Properties that allow or prohibit transferability of adversarial attacks among quantized networks
Abhishek Shrestha, Jürgen Großmann
TL;DR
This study addresses the security implications of deploying quantized neural networks on embedded devices by examining how adversarial attacks transfer across different bitwidths. It systematically evaluates multiple attack algorithms (FGSM, JSMA, UAP, Boundary Attack, CW) on MNIST and CIFAR-10 with six quantization levels, including scenarios where source and target differ in capacity and architecture, using DoReFa-Net quantization and training-time STEs.

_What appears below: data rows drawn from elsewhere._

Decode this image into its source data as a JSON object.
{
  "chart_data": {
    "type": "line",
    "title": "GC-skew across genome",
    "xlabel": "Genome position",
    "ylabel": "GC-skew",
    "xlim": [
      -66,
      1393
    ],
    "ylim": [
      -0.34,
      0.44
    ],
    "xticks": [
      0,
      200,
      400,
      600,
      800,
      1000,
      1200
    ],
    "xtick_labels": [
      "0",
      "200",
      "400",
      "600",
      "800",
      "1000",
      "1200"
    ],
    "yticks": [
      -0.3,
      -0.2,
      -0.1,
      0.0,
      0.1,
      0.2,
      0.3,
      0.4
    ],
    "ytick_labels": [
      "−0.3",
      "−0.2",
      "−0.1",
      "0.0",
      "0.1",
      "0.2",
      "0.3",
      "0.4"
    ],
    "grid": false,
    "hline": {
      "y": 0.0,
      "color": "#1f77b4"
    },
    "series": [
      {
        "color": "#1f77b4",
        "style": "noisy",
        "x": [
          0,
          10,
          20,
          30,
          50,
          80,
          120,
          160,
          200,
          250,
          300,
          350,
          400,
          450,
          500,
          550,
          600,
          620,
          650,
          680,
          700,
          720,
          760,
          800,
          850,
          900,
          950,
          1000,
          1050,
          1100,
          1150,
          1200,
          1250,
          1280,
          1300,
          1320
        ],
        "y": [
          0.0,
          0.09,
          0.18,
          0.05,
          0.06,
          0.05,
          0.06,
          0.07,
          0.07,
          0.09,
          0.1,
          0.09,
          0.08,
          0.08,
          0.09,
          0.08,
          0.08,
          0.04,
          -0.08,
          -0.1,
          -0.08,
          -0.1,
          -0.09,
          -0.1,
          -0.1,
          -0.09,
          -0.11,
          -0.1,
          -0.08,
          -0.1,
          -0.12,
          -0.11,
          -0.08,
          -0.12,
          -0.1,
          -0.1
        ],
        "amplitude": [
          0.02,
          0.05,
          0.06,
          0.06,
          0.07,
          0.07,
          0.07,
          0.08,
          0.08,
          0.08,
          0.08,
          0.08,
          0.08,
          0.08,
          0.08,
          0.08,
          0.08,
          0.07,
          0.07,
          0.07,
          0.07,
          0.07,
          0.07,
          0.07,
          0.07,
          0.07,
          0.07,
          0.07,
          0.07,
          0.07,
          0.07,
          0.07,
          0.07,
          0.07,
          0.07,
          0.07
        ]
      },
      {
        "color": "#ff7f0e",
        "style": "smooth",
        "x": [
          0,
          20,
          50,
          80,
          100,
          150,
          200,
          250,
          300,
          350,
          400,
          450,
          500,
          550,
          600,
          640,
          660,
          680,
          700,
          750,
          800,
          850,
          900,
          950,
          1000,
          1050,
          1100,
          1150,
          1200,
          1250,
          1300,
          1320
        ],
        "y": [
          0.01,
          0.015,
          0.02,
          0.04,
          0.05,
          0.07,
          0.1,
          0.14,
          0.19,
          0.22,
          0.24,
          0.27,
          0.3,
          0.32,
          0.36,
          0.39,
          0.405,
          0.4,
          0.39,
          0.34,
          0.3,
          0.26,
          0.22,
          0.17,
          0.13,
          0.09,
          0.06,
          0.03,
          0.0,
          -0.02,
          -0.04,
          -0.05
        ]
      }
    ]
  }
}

The findings show that quantization generally reduces transferability, but certain attacks—especially UAP at higher distortion budgets—can transfer more effectively, while gradient-based attacks remain relatively brittle to quantization shifts. A key practical takeaway is that the average transferability observed between quantized variants can serve as a proxy for transferability to unseen target models with different capacity or architecture, informing robustness assessments for edge-device deployments.
Abstract
Deep Neural Networks (DNNs) are known to be vulnerable to adversarial examples. Further, these adversarial examples are found to be transferable from the source network in which they are crafted to a black-box target network. As the trend of using deep learning on embedded devices grows, it becomes relevant to study the transferability properties of adversarial examples among compressed networks. In this paper, we consider quantization as a network compression technique and evaluate the performance of transfer-based attacks when the source and target networks are quantized at different bitwidths. We explore how algorithm specific properties affect transferability by considering various adversarial example generation algorithms. Furthermore, we examine transferability in a more realistic scenario where the source and target networks may differ in bitwidth and other model-related properties like capacity and architecture. We find that although quantization reduces transferability, certain attack types demonstrate an ability to enhance it. Additionally, the average transferability of adversarial examples among quantized versions of a network can be used to estimate the transferability to quantized target networks with varying capacity and architecture.